5.2 You agree to use the Services only for purposes that are permitted by (a) the Terms and (b) any applicable law, regulation or generally accepted practices or guidelines in the relevant jurisdictions (including any laws regarding the export of data or software to and from the United States or other relevant countries).

(This blog is a repost of my 10-21-09 entry on blog.blackducksoftware.com)


So how does this affect people who: a) are not US citizens b) are not based in the US c) are not aware their code is being routed via the US This perhaps applies more to google code than sourceforge since a person has no reason to suppose a google server is in the US. I mean do we need to notify a foreign government (the US) that we are transiting encryption code through their territory? Are there import as well as export restrictions?

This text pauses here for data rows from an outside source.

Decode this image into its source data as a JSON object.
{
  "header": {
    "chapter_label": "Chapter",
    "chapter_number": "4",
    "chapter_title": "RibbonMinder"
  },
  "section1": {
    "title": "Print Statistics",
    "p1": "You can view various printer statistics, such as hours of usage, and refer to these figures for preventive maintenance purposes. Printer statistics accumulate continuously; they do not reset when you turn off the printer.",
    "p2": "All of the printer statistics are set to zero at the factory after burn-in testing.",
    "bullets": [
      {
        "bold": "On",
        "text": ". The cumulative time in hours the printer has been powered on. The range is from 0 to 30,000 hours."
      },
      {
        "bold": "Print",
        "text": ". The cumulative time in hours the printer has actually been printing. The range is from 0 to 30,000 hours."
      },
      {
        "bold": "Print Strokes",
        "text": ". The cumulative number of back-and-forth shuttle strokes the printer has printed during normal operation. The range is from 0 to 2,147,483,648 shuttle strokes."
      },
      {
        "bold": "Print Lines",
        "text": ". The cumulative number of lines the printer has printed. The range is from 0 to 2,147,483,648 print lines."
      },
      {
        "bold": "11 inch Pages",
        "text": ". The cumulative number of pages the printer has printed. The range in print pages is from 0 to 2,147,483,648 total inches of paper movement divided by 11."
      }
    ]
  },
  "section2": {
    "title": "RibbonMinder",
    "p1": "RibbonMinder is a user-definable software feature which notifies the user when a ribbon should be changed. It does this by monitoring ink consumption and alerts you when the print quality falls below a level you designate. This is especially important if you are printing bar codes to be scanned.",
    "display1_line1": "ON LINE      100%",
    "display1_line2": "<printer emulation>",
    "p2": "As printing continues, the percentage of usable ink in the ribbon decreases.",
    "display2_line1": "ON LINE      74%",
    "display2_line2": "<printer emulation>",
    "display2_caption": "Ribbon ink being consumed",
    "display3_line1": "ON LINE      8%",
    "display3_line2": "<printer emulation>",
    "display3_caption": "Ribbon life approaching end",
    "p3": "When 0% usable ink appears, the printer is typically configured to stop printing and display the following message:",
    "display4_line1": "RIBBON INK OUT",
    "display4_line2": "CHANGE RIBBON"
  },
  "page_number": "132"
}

Are there alternatives based entirely outside the US?
Eran Strod's picture

hmm is right

Yes, as strange as it may sound, this can affect you even if you are a citizen of another country and/or living outside the US.  According to the US Export Administration Regulations, if the site that hosts your code for downloading is physically located within the US, then you have to comply with US encryption export laws.  These regulations focus on the destination countries, end-users and end-uses of code, not the routing of packets as a file crosses the Internet.   As a user of open source, you can download freely; the EAR generally holds the exporter, not the importer, responsible for compliance.

About 40 countries participate in the Wassenaar Arrangement which has its own set of export controls.

hashes and authentication

Are one-way hashes outside the legal definition for 'encryption'?  Are asymetrical encryption routines used specifically for authentication given any special consideration?

Eran Strod's picture

limited cryptography

Hash functions like MD5 and SHA-1 are rarely controlled as there is no key or other user variable.   Other forms of “fixed” cryptography such as compression (Huffman, ZIP, JPEG, etc.) and encoding (Base64, Binhex, Radix-64, etc.) are similarly viewed.

You can self-classify (with no notification requirements) if you are using cryptography (any key length) for certain limited functions.  Users should not be able to encrypt files, text or data other than for access control (password, PIN encryption) or authentication like digital signatures or customer identification numbers.  Note, this exception does NOT cover secure communications such as SSL and SSH.  Also, there are special restrictions on exports to country group E (Cuba, Iran, North Korea, Sudan, Syria).

If you fall under the rules for limited cryptographic functionality, then the correct Export Classification Control Number to reference in your record keeping is ECCN 5D992 (for software products).

limited cryptography

I cannot find a posted example of software implementing SHA1 that is not at a minimum classified 5D992. Do you have an example you can point me to of an item not classified for encryption implementing SHA1?


Do you feel that strong security research "cryptanalysis" is increasing the speed that an algorithm retires?

Eran Strod's picture

algorithm lifespan

I bet you are right.  We have the simultaneous impact of Moore's law and computer science.